SASG had a new organizational name as of Summer 2004: Dunshee House. In 2004, after the departure of long-time Executive Director, Susan Dunshee, The Board of Directors came to realize that the programming offered to support the community was no longer reflected in the name Seattle AIDS Support Group. As the epidemic has changed, so have the needs of the community in terms of support; thus the Board of Directors chose to change the name to honor Susan Dunshee’s years of contribution to the organization and community, as well as offer a more broadly named organization in order to open up the possibility of providing support to the community at large.

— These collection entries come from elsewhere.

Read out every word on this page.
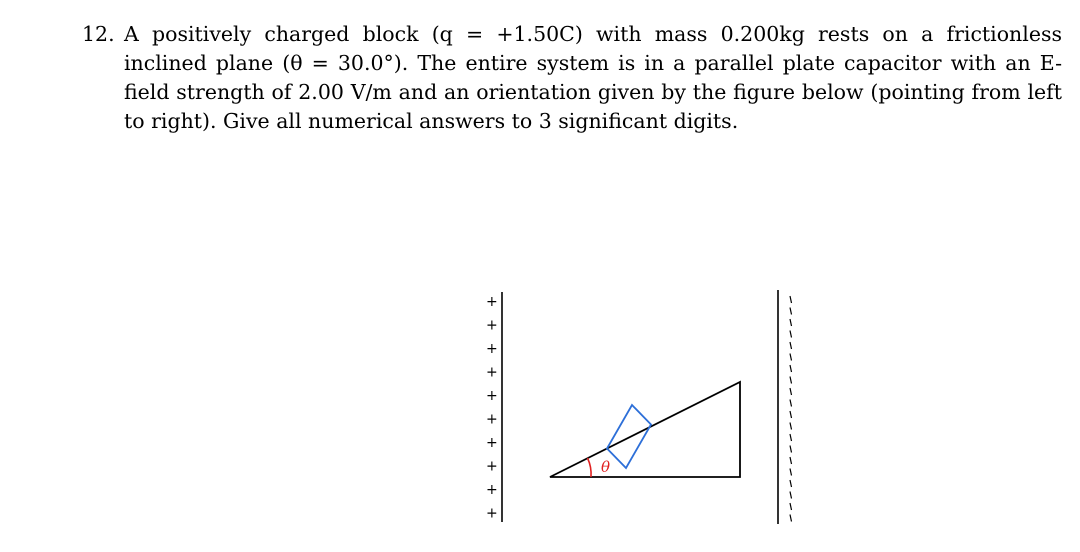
12. A positively charged block (q = +1.50C) with mass 0.200kg rests on a frictionless inclined plane (θ = 30.0°). The entire system is in a parallel plate capacitor with an E-field strength of 2.00 V/m and an orientation given by the figure below (pointing from left to right). Give all numerical answers to 3 significant digits.
+
+
+
+
+
+
+
+
+
+
θ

SASG operated under the Dunshee House name for 7 years as programming changed and shifted away from the AIDS Service Organization that was at one time so vital to the community. Support needs of the community in those years, focused heavily on the rising substance abuse issues in the LGBTQ communities, as well as the continued need for support around HIV related issues.
As the years passed, many in the community felt that the name change was confusing and the name often misunderstood. In the spring of 2011, the Board of Directors, decided that it was time to look at getting back to the origins of the organization and changing the name to be more in line with the support provided to the community as well as paying homage to the SASG name. July 1, 2011, marks the official change of the organizational name back to SASG; this time however, the name SASG is for Seattle Area Support Groups & Community Center. The vision for the future of SASG is to continue providing support to the community, whatever the need may be, while providing a safe space for people to gather and share their experiences confidentially.